Ligação com grandes grupos do setor
O tribunal também apontou conexões envolvendo o Grupo Comporte, da família de Nenê Constantino, tradicional no setor de transporte, por meio da empresa TC Grande Marília, que compartilha dados corporativos com outras empresas ligadas à família.
Essa estrutura se conecta, ainda que indiretamente, ao Consórcio VCP Mobilidade, por meio de uma cadeia societária que inclui empresas como Pássaro Marron, VGM/VUG Participações e Mobicamp.
Outro ponto relevante destacado no despacho envolve a relação entre a Sancetur – Santa Cecília Turismo Ltda, da família Chedid e o Consórcio Mov Campinas, que teriam como elo o empresário Belarmino da Ascenção Marta Junior, apontado por atuar em consórcio junto à família Chedid no transporte escolar de Paulínia.
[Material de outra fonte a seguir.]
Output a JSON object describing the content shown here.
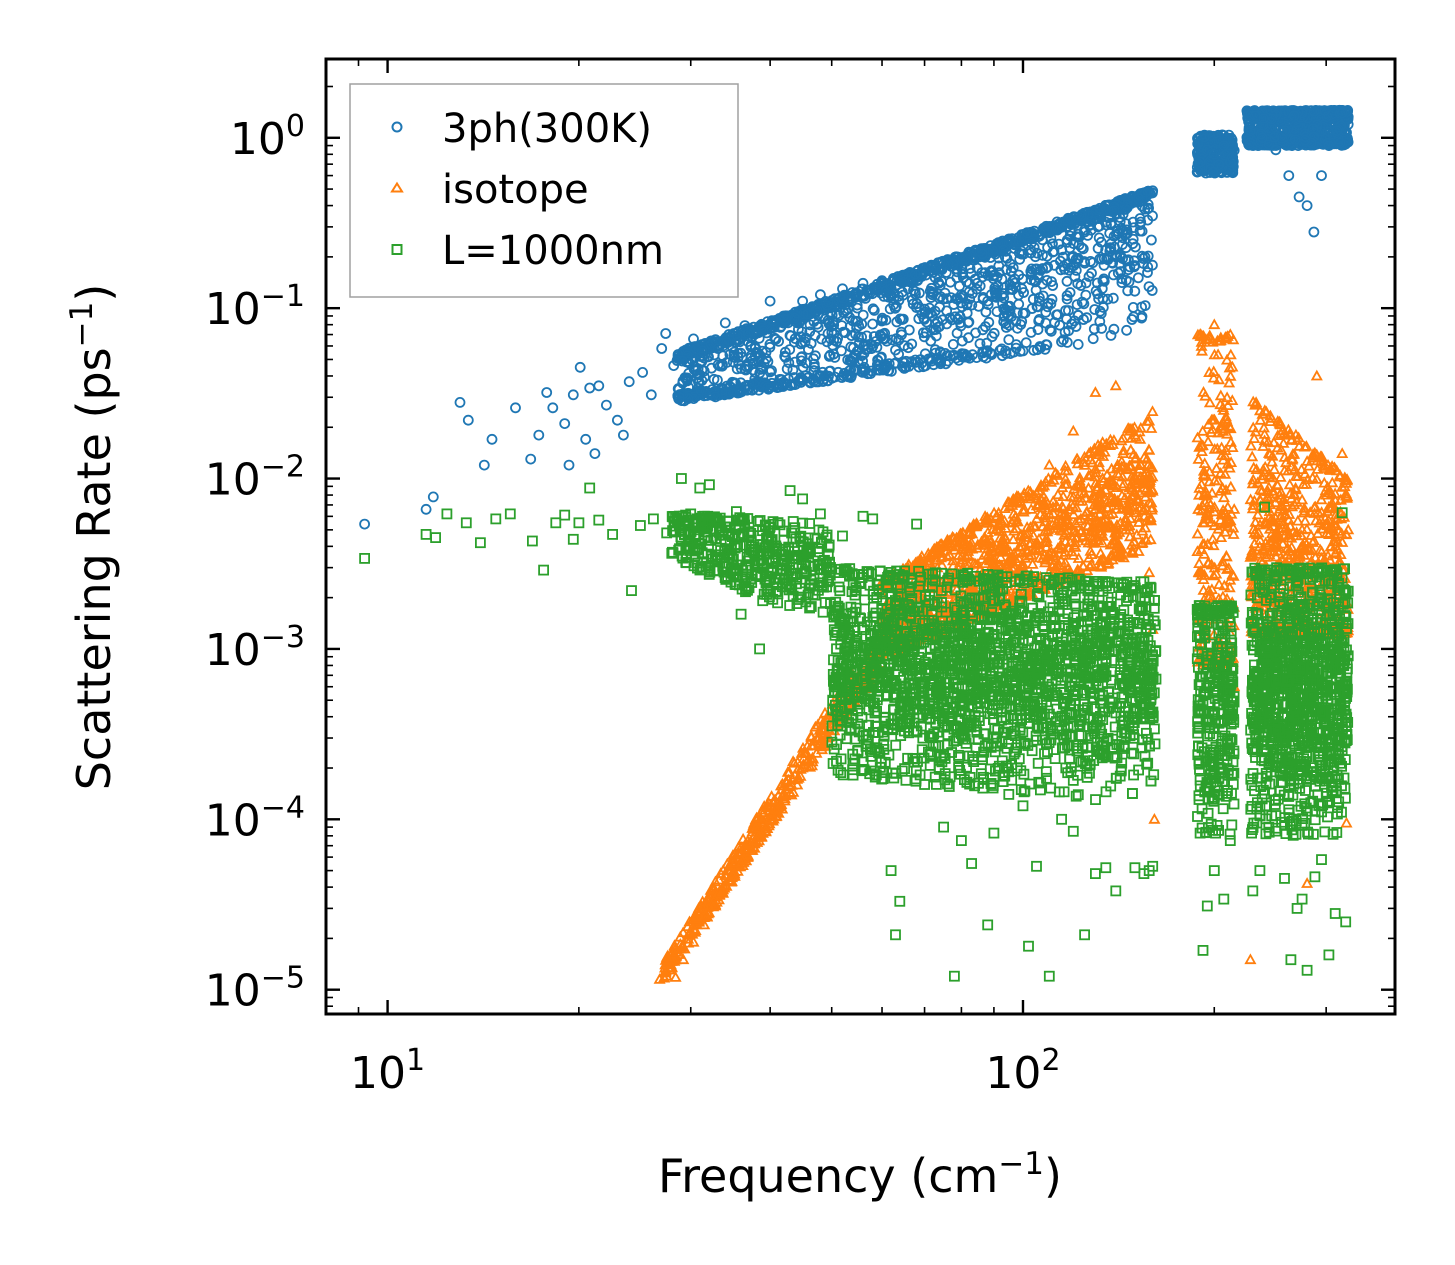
{
  "chart_data": {
    "type": "scatter",
    "title": "",
    "xlabel": "Frequency (cm",
    "xlabel_sup": "−1",
    "xlabel_tail": ")",
    "ylabel": "Scattering Rate (ps",
    "ylabel_sup": "−1",
    "ylabel_tail": ")",
    "xscale": "log",
    "yscale": "log",
    "xlim": [
      8.0,
      385.0
    ],
    "ylim": [
      7.2e-06,
      2.9
    ],
    "x_ticks": [
      {
        "value": 10,
        "base": "10",
        "exp": "1"
      },
      {
        "value": 100,
        "base": "10",
        "exp": "2"
      }
    ],
    "y_ticks": [
      {
        "value": 1,
        "base": "10",
        "exp": "0"
      },
      {
        "value": 0.1,
        "base": "10",
        "exp": "−1"
      },
      {
        "value": 0.01,
        "base": "10",
        "exp": "−2"
      },
      {
        "value": 0.001,
        "base": "10",
        "exp": "−3"
      },
      {
        "value": 0.0001,
        "base": "10",
        "exp": "−4"
      },
      {
        "value": 1e-05,
        "base": "10",
        "exp": "−5"
      }
    ],
    "legend_position": "top-left",
    "grid": false,
    "series": [
      {
        "name": "3ph(300K)",
        "marker": "circle",
        "color": "#1f77b4",
        "points": [
          [
            9.2,
            0.0054
          ],
          [
            11.5,
            0.0066
          ],
          [
            11.8,
            0.0078
          ],
          [
            13.0,
            0.028
          ],
          [
            13.4,
            0.022
          ],
          [
            14.2,
            0.012
          ],
          [
            14.6,
            0.017
          ],
          [
            15.9,
            0.026
          ],
          [
            16.8,
            0.013
          ],
          [
            17.3,
            0.018
          ],
          [
            17.8,
            0.032
          ],
          [
            18.2,
            0.026
          ],
          [
            19.0,
            0.021
          ],
          [
            19.3,
            0.012
          ],
          [
            19.6,
            0.031
          ],
          [
            20.1,
            0.045
          ],
          [
            20.5,
            0.017
          ],
          [
            20.8,
            0.034
          ],
          [
            21.2,
            0.014
          ],
          [
            21.5,
            0.035
          ],
          [
            22.1,
            0.027
          ],
          [
            23.0,
            0.022
          ],
          [
            23.5,
            0.018
          ],
          [
            24.0,
            0.037
          ],
          [
            25.2,
            0.042
          ],
          [
            26.0,
            0.031
          ],
          [
            27.0,
            0.058
          ],
          [
            27.4,
            0.071
          ],
          [
            28.2,
            0.046
          ],
          [
            29.1,
            0.049
          ],
          [
            30.3,
            0.066
          ],
          [
            31.2,
            0.052
          ],
          [
            33.1,
            0.058
          ],
          [
            34.0,
            0.082
          ],
          [
            36.5,
            0.079
          ],
          [
            38.4,
            0.033
          ],
          [
            40.0,
            0.11
          ],
          [
            42.0,
            0.09
          ],
          [
            45.0,
            0.11
          ],
          [
            48.0,
            0.12
          ],
          [
            52.0,
            0.13
          ],
          [
            56.0,
            0.14
          ],
          [
            60.0,
            0.145
          ],
          [
            66.0,
            0.13
          ],
          [
            72.0,
            0.12
          ],
          [
            80.0,
            0.12
          ],
          [
            88.0,
            0.11
          ],
          [
            96.0,
            0.13
          ],
          [
            105.0,
            0.17
          ],
          [
            115.0,
            0.22
          ],
          [
            125.0,
            0.28
          ],
          [
            135.0,
            0.32
          ],
          [
            145.0,
            0.38
          ],
          [
            152.0,
            0.44
          ],
          [
            190.0,
            0.72
          ],
          [
            195.0,
            0.85
          ],
          [
            200.0,
            0.8
          ],
          [
            207.0,
            0.9
          ],
          [
            212.0,
            0.72
          ],
          [
            228.0,
            1.1
          ],
          [
            238.0,
            1.0
          ],
          [
            250.0,
            0.85
          ],
          [
            262.0,
            0.6
          ],
          [
            272.0,
            0.45
          ],
          [
            280.0,
            0.4
          ],
          [
            287.0,
            0.28
          ],
          [
            295.0,
            0.6
          ],
          [
            303.0,
            0.9
          ],
          [
            312.0,
            1.1
          ],
          [
            318.0,
            1.4
          ]
        ],
        "bands": [
          {
            "x_from": 28.5,
            "x_to": 160,
            "y_lo": [
              0.028,
              0.07
            ],
            "y_hi": [
              0.055,
              0.5
            ],
            "y_mid": [
              0.04,
              0.38
            ],
            "spread": 0.34,
            "count": 1800
          },
          {
            "x_from": 188,
            "x_to": 215,
            "y_lo": [
              0.62,
              0.62
            ],
            "y_hi": [
              1.05,
              1.05
            ],
            "y_mid": [
              0.8,
              0.8
            ],
            "spread": 0.1,
            "count": 280
          },
          {
            "x_from": 225,
            "x_to": 325,
            "y_lo": [
              0.9,
              0.9
            ],
            "y_hi": [
              1.45,
              1.45
            ],
            "y_mid": [
              1.0,
              1.3
            ],
            "spread": 0.16,
            "count": 900
          }
        ]
      },
      {
        "name": "isotope",
        "marker": "triangle",
        "color": "#ff7f0e",
        "points": [
          [
            26.8,
            1.15e-05
          ],
          [
            27.5,
            1.2e-05
          ],
          [
            28.4,
            1.18e-05
          ],
          [
            29.2,
            1.5e-05
          ],
          [
            30.3,
            1.9e-05
          ],
          [
            31.5,
            2.4e-05
          ],
          [
            32.8,
            3.1e-05
          ],
          [
            34.0,
            4.1e-05
          ],
          [
            36.0,
            5.5e-05
          ],
          [
            38.0,
            7.5e-05
          ],
          [
            40.0,
            0.0001
          ],
          [
            42.0,
            0.00014
          ],
          [
            45.0,
            0.0002
          ],
          [
            48.0,
            0.00028
          ],
          [
            52.0,
            0.00045
          ],
          [
            56.0,
            0.0007
          ],
          [
            60.0,
            0.0015
          ],
          [
            64.0,
            0.0025
          ],
          [
            70.0,
            0.0032
          ],
          [
            80.0,
            0.0038
          ],
          [
            90.0,
            0.004
          ],
          [
            100.0,
            0.0065
          ],
          [
            110.0,
            0.012
          ],
          [
            120.0,
            0.019
          ],
          [
            130.0,
            0.032
          ],
          [
            140.0,
            0.035
          ],
          [
            150.0,
            0.018
          ],
          [
            158.0,
            0.0028
          ],
          [
            160.0,
            0.0013
          ],
          [
            161.0,
            0.0001
          ],
          [
            190.0,
            0.07
          ],
          [
            192.0,
            0.0055
          ],
          [
            195.0,
            0.008
          ],
          [
            200.0,
            0.08
          ],
          [
            205.0,
            0.0045
          ],
          [
            212.0,
            0.07
          ],
          [
            215.0,
            0.0006
          ],
          [
            228.0,
            1.5e-05
          ],
          [
            240.0,
            0.0055
          ],
          [
            250.0,
            0.0042
          ],
          [
            260.0,
            0.0029
          ],
          [
            275.0,
            0.005
          ],
          [
            280.0,
            4.2e-05
          ],
          [
            290.0,
            0.04
          ],
          [
            300.0,
            0.008
          ],
          [
            310.0,
            0.0036
          ],
          [
            318.0,
            0.014
          ],
          [
            322.0,
            0.0018
          ],
          [
            323.0,
            9.5e-05
          ]
        ],
        "bands": [
          {
            "x_from": 27,
            "x_to": 60,
            "y_lo": [
              1.1e-05,
              0.0008
            ],
            "y_hi": [
              1.4e-05,
              0.0014
            ],
            "y_mid": [
              1.2e-05,
              0.001
            ],
            "spread": 0.08,
            "count": 450
          },
          {
            "x_from": 60,
            "x_to": 160,
            "y_lo": [
              0.0009,
              0.004
            ],
            "y_hi": [
              0.0025,
              0.025
            ],
            "y_mid": [
              0.0016,
              0.009
            ],
            "spread": 0.25,
            "count": 1200
          },
          {
            "x_from": 188,
            "x_to": 215,
            "y_lo": [
              0.0008,
              0.0008
            ],
            "y_hi": [
              0.07,
              0.07
            ],
            "y_mid": [
              0.006,
              0.006
            ],
            "spread": 0.7,
            "count": 260
          },
          {
            "x_from": 228,
            "x_to": 325,
            "y_lo": [
              0.0012,
              0.0012
            ],
            "y_hi": [
              0.03,
              0.01
            ],
            "y_mid": [
              0.004,
              0.003
            ],
            "spread": 0.45,
            "count": 700
          }
        ]
      },
      {
        "name": "L=1000nm",
        "marker": "square",
        "color": "#2ca02c",
        "points": [
          [
            9.2,
            0.0034
          ],
          [
            11.5,
            0.0047
          ],
          [
            11.9,
            0.0045
          ],
          [
            12.4,
            0.0062
          ],
          [
            13.3,
            0.0055
          ],
          [
            14.0,
            0.0042
          ],
          [
            14.8,
            0.0058
          ],
          [
            15.6,
            0.0062
          ],
          [
            16.9,
            0.0043
          ],
          [
            17.6,
            0.0029
          ],
          [
            18.4,
            0.0055
          ],
          [
            19.0,
            0.0061
          ],
          [
            19.6,
            0.0044
          ],
          [
            20.0,
            0.0055
          ],
          [
            20.8,
            0.0088
          ],
          [
            21.5,
            0.0057
          ],
          [
            22.6,
            0.0047
          ],
          [
            24.2,
            0.0022
          ],
          [
            25.0,
            0.0053
          ],
          [
            26.2,
            0.0058
          ],
          [
            27.5,
            0.0048
          ],
          [
            29.0,
            0.01
          ],
          [
            30.0,
            0.0062
          ],
          [
            31.0,
            0.0088
          ],
          [
            32.1,
            0.0092
          ],
          [
            33.5,
            0.0044
          ],
          [
            34.0,
            0.0052
          ],
          [
            35.4,
            0.0064
          ],
          [
            36.0,
            0.0016
          ],
          [
            36.8,
            0.003
          ],
          [
            38.5,
            0.001
          ],
          [
            40.0,
            0.0052
          ],
          [
            43.0,
            0.0085
          ],
          [
            45.0,
            0.0076
          ],
          [
            48.0,
            0.0062
          ],
          [
            52.0,
            0.0046
          ],
          [
            56.0,
            0.006
          ],
          [
            58.0,
            0.0058
          ],
          [
            62.0,
            5e-05
          ],
          [
            63.0,
            2.1e-05
          ],
          [
            64.0,
            3.3e-05
          ],
          [
            68.0,
            0.0054
          ],
          [
            70.0,
            0.00016
          ],
          [
            75.0,
            9e-05
          ],
          [
            78.0,
            1.2e-05
          ],
          [
            80.0,
            7.5e-05
          ],
          [
            83.0,
            5.5e-05
          ],
          [
            88.0,
            2.4e-05
          ],
          [
            90.0,
            8.3e-05
          ],
          [
            95.0,
            0.00014
          ],
          [
            100.0,
            0.00012
          ],
          [
            102.0,
            1.8e-05
          ],
          [
            105.0,
            5.3e-05
          ],
          [
            110.0,
            1.2e-05
          ],
          [
            115.0,
            0.0001
          ],
          [
            120.0,
            8.5e-05
          ],
          [
            125.0,
            2.1e-05
          ],
          [
            130.0,
            4.8e-05
          ],
          [
            135.0,
            5.2e-05
          ],
          [
            140.0,
            3.8e-05
          ],
          [
            150.0,
            5.2e-05
          ],
          [
            155.0,
            4.8e-05
          ],
          [
            158.0,
            5e-05
          ],
          [
            160.0,
            5.3e-05
          ],
          [
            190.0,
            8.3e-05
          ],
          [
            192.0,
            1.7e-05
          ],
          [
            195.0,
            3.1e-05
          ],
          [
            200.0,
            5e-05
          ],
          [
            207.0,
            3.4e-05
          ],
          [
            212.0,
            7.5e-05
          ],
          [
            230.0,
            3.8e-05
          ],
          [
            236.0,
            5e-05
          ],
          [
            240.0,
            0.0068
          ],
          [
            250.0,
            0.0025
          ],
          [
            258.0,
            4.5e-05
          ],
          [
            264.0,
            1.5e-05
          ],
          [
            270.0,
            3e-05
          ],
          [
            275.0,
            3.4e-05
          ],
          [
            280.0,
            1.3e-05
          ],
          [
            288.0,
            4.6e-05
          ],
          [
            295.0,
            5.8e-05
          ],
          [
            303.0,
            1.6e-05
          ],
          [
            310.0,
            2.8e-05
          ],
          [
            318.0,
            0.0063
          ],
          [
            322.0,
            2.5e-05
          ]
        ],
        "bands": [
          {
            "x_from": 28,
            "x_to": 50,
            "y_lo": [
              0.0035,
              0.0012
            ],
            "y_hi": [
              0.0062,
              0.0055
            ],
            "y_mid": [
              0.0048,
              0.0028
            ],
            "spread": 0.14,
            "count": 420
          },
          {
            "x_from": 50,
            "x_to": 162,
            "y_lo": [
              0.00018,
              0.00012
            ],
            "y_hi": [
              0.003,
              0.0025
            ],
            "y_mid": [
              0.0008,
              0.0007
            ],
            "spread": 0.32,
            "count": 2300
          },
          {
            "x_from": 188,
            "x_to": 215,
            "y_lo": [
              8e-05,
              8e-05
            ],
            "y_hi": [
              0.0018,
              0.0018
            ],
            "y_mid": [
              0.0005,
              0.0005
            ],
            "spread": 0.42,
            "count": 330
          },
          {
            "x_from": 228,
            "x_to": 325,
            "y_lo": [
              8e-05,
              8e-05
            ],
            "y_hi": [
              0.003,
              0.003
            ],
            "y_mid": [
              0.0006,
              0.0006
            ],
            "spread": 0.4,
            "count": 1100
          }
        ]
      }
    ]
  }
}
Convergência entre lideranças acende alerta
O TCE também identificou um ponto de convergência considerado sensível: a atuação conjunta de Walter Godoy Bueno, ligado à Mobicamp/VCP, e Belarmino Junior, associado à Sancetur/Mov Campinas, na diretoria da GUARUPASS.
Para o tribunal, esse tipo de intersecção pode indicar a existência de núcleos empresariais com atuação coordenada, ainda que formalmente estruturados como concorrentes independentes.
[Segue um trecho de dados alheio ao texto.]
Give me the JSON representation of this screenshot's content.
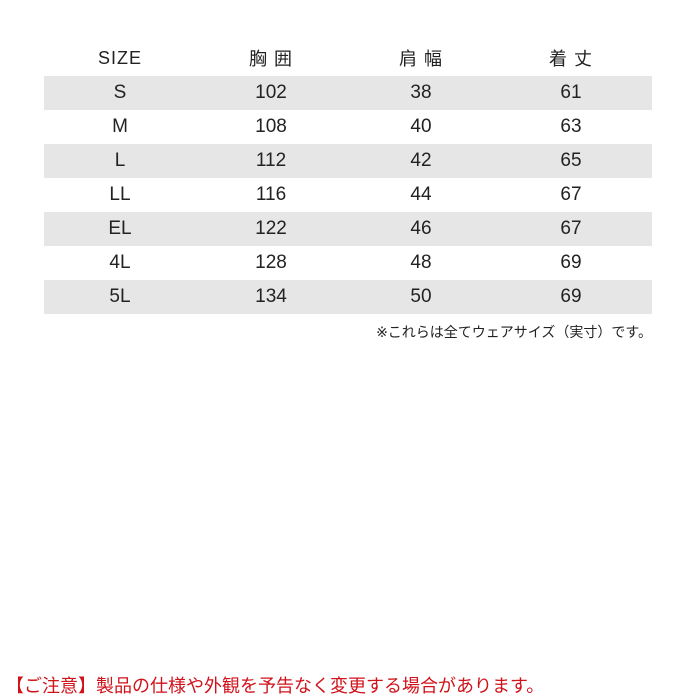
{
  "table": {
    "headers": [
      "SIZE",
      "胸 囲",
      "肩 幅",
      "着 丈"
    ],
    "rows": [
      [
        "S",
        "102",
        "38",
        "61"
      ],
      [
        "M",
        "108",
        "40",
        "63"
      ],
      [
        "L",
        "112",
        "42",
        "65"
      ],
      [
        "LL",
        "116",
        "44",
        "67"
      ],
      [
        "EL",
        "122",
        "46",
        "67"
      ],
      [
        "4L",
        "128",
        "48",
        "69"
      ],
      [
        "5L",
        "134",
        "50",
        "69"
      ]
    ],
    "stripe_color": "#e6e6e6"
  },
  "note": "※これらは全てウェアサイズ（実寸）です。",
  "caution": "【ご注意】製品の仕様や外観を予告なく変更する場合があります。",
  "caution_color": "#d0121b"
}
Decisão impõe freio à homologação
Diante dos indícios, o TCE determinou a notificação do prefeito de Campinas, Dário Saadi, que terá prazo de 10 dias para apresentar esclarecimentos detalhados sobre os vínculos identificados e as medidas adotadas para garantir a lisura do certame.
Além disso, o tribunal estabeleceu que a Prefeitura deve se abster de homologar a licitação até que as justificativas sejam devidamente analisadas.
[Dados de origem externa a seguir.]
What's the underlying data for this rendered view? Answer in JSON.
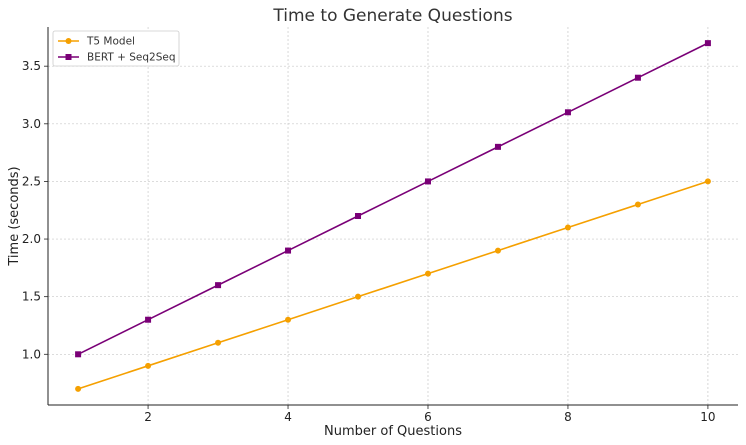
{
  "chart_data": {
    "type": "line",
    "title": "Time to Generate Questions",
    "xlabel": "Number of Questions",
    "ylabel": "Time (seconds)",
    "x": [
      1,
      2,
      3,
      4,
      5,
      6,
      7,
      8,
      9,
      10
    ],
    "xlim": [
      0.57,
      10.43
    ],
    "ylim": [
      0.56,
      3.84
    ],
    "xticks": [
      "2",
      "4",
      "6",
      "8",
      "10"
    ],
    "yticks": [
      "1.0",
      "1.5",
      "2.0",
      "2.5",
      "3.0",
      "3.5"
    ],
    "grid": true,
    "legend_position": "top-left",
    "series": [
      {
        "name": "T5 Model",
        "color": "#f5a000",
        "marker": "circle",
        "values": [
          0.7,
          0.9,
          1.1,
          1.3,
          1.5,
          1.7,
          1.9,
          2.1,
          2.3,
          2.5
        ]
      },
      {
        "name": "BERT + Seq2Seq",
        "color": "#7a0077",
        "marker": "square",
        "values": [
          1.0,
          1.3,
          1.6,
          1.9,
          2.2,
          2.5,
          2.8,
          3.1,
          3.4,
          3.7
        ]
      }
    ]
  }
}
O despacho ainda alerta que o eventual descumprimento da decisão poderá resultar em sanções administrativas, conforme previsto na legislação estadual.
Apesar da gravidade dos apontamentos, o TCE optou por não suspender cautelarmente a licitação neste momento, mantendo o processo em andamento, porém sob condicionamento.
NT já havia apontado concentração empresarial
O cenário identificado pelo tribunal reforça pontos já levantados anteriormente pelo Portal Notícias do Transporte, que vem acompanhando o processo desde as fases iniciais.
Em matéria publicada ainda durante a fase de análise das propostas, o portal destacou a concentração de grupos empresariais na disputa, evidenciando que, apesar do número de consórcios participantes, havia forte presença de conglomerados já estabelecidos no setor:
https://noticiasdotransporte.com.br/licitacao-do-transporte-de-campinas-evidencia-concentracao-de-grupos-empresariais-na-disputa/
Posteriormente, o NT também acompanhou o desfecho do leilão, quando foram definidos os vencedores da concessão:
https://noticiasdotransporte.com.br/sancetur-e-grande-campinas-vencem-licitacao-para-a-concessao-do-transporte-publico-coletivo/
Já no campo político, o portal noticiou a tramitação e aprovação da prorrogação dos contratos atuais, medida adotada para garantir a continuidade da operação durante a transição:
https://noticiasdotransporte.com.br/campinas-vota-nesta-quarta-feira-15-prorrogacao-dos-atua-contratos-do-transporte/
e, posteriormente, a confirmação da decisão legislativa:
https://noticiasdotransporte.com.br/campinas-aprova-prorrogacao-dos-atuais-contratos-e-marca-fim-historico-de-grupos-tradicionais-no-transporte/
Despacho aumenta pressão sobre o processo
O novo despacho do TCE adiciona um nível significativo de complexidade ao processo de concessão, especialmente por se tratar de apontamentos identificados diretamente pelo próprio tribunal, e não apenas por iniciativa de terceiros.
A exigência de esclarecimentos e a restrição à homologação colocam a Prefeitura sob pressão para demonstrar a efetiva independência entre os concorrentes, em um contrato de alto valor e grande impacto na mobilidade urbana.
A depender das respostas apresentadas e da avaliação do TCE, o processo poderá avançar, sofrer ajustes ou até enfrentar novos desdobramentos jurídicos.